This is just a thought that struck me because when I shoot weddings, I have a clause in my wedding photography contract that basically says that I own the work and the client buys the prints only. So I feel comfortable with putting a © on the wedding pics. but for just stuff I take during my leisure, I'm not so sure.
Canada and Austraila have an odd twist in their laws, in that the client who commissions the photography owns the copyright unless the contract explicitly transfers it to the photographer.
For all other countries that are signatories of the Berne Convention, photographers own the legal copyright the instant it is created unless it is explicitly transferred to another party.
In most of the Berne Convention signatory nations, the phootgrapher owns a "moral" copyright that cannot be transferred. This means that even if the photographer transfers the legal copyright to another person, the photographer (not the copyright holder) can always claim authorship; whenever the copyright holder publishes the image, credit (if given) must be given to the actual author. In the US (and maybe a few other nations), however, the owner of the copyright can claim authorship.
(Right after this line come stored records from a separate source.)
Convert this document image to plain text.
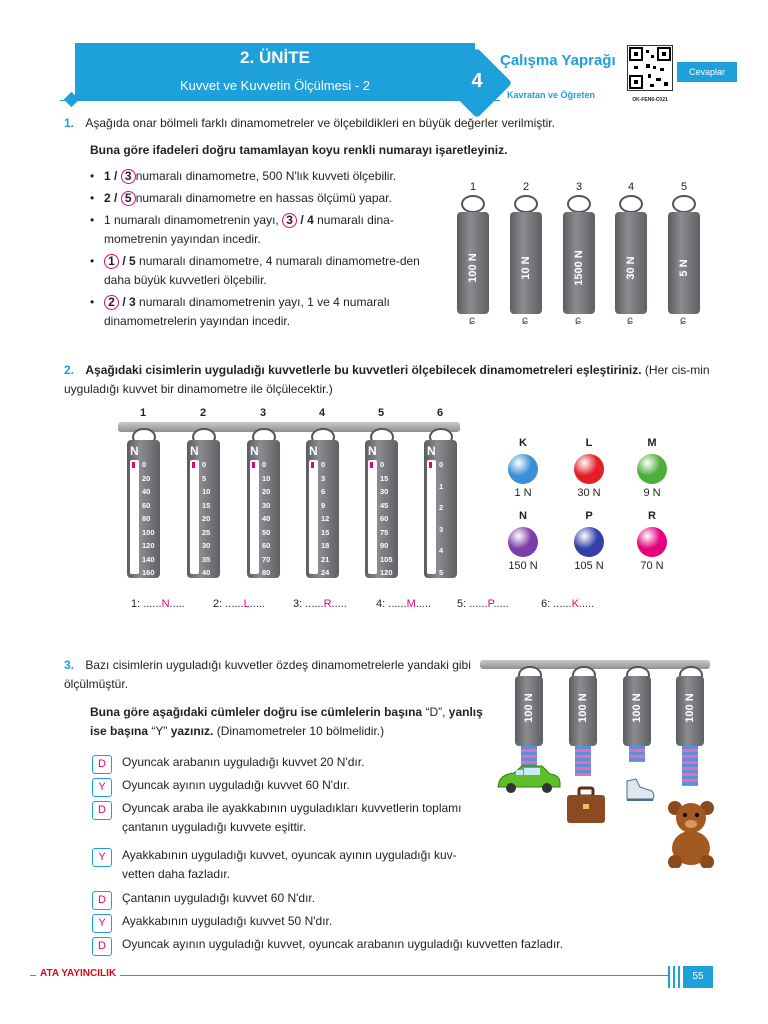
2. ÜNİTE
Kuvvet ve Kuvvetin Ölçülmesi - 2	4
Çalışma Yaprağı
Kavratan ve Öğreten	OK-FEN6-C021
Cevaplar
1. Aşağıda onar bölmeli farklı dinamometreler ve ölçebildikleri en büyük değerler verilmiştir.
Buna göre ifadeleri doğru tamamlayan koyu renkli numarayı işaretleyiniz.
• 1 / 3 numaralı dinamometre, 500 N'lık kuvveti ölçebilir.
• 2 / 5 numaralı dinamometre en hassas ölçümü yapar.
• 1 numaralı dinamometrenin yayı, 3 / 4 numaralı dina-mometrenin yayından incedir.
• 1 / 5 numaralı dinamometre, 4 numaralı dinamometre-den daha büyük kuvvetleri ölçebilir.
• 2 / 3 numaralı dinamometrenin yayı, 1 ve 4 numaralı dinamometrelerin yayından incedir.
1
100 N
ɕ
2
10 N
ɕ
3
1500 N
ɕ
4
30 N
ɕ
5
5 N
ɕ
2. Aşağıdaki cisimlerin uyguladığı kuvvetlerle bu kuvvetleri ölçebilecek dinamometreleri eşleştiriniz. (Her cis-min uyguladığı kuvvet bir dinamometre ile ölçülecektir.)
1
N
0
20
40
60
80
100
120
140
160
2
N
0
5
10
15
20
25
30
35
40
3
N
0
10
20
30
40
50
60
70
80
4
N
0
3
6
9
12
15
18
21
24
5
N
0
15
30
45
60
75
90
105
120
6
N
0
1
2
3
4
5
K
1 N
L
30 N
M
9 N
N
150 N
P
105 N
R
70 N
1: ......N.....	2: ......L.....	3: ......R.....	4: ......M..... 5: ......P.....	6: ......K.....
3. Bazı cisimlerin uyguladığı kuvvetler özdeş dinamometrelerle yandaki gibi ölçülmüştür.
Buna göre aşağıdaki cümleler doğru ise cümlelerin başına “D”, yanlış ise başına “Y” yazınız. (Dinamometreler 10 bölmelidir.)
D	Oyuncak arabanın uyguladığı kuvvet 20 N'dır.
Y	Oyuncak ayının uyguladığı kuvvet 60 N'dır.
D	Oyuncak araba ile ayakkabının uyguladıkları kuvvetlerin toplamı çantanın uyguladığı kuvvete eşittir.
Y	Ayakkabının uyguladığı kuvvet, oyuncak ayının uyguladığı kuv-vetten daha fazladır.
D	Çantanın uyguladığı kuvvet 60 N'dır.
Y	Ayakkabının uyguladığı kuvvet 50 N'dır.
D	Oyuncak ayının uyguladığı kuvvet, oyuncak arabanın uyguladığı kuvvetten fazladır.
100 N	100 N	100 N	100 N
ATA YAYINCILIK	55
Although the creator may hold legal copyright from the moment of creation--and this does not hinge on how or even whether he marks it--different nations have different laws as to how copyright is made known to the government so that it can be legally enforced. In Finland, for instance, it's necessary for the creator to publish the work in some way in his own name; when the work in his name has been made public, that's considered adequately "registered."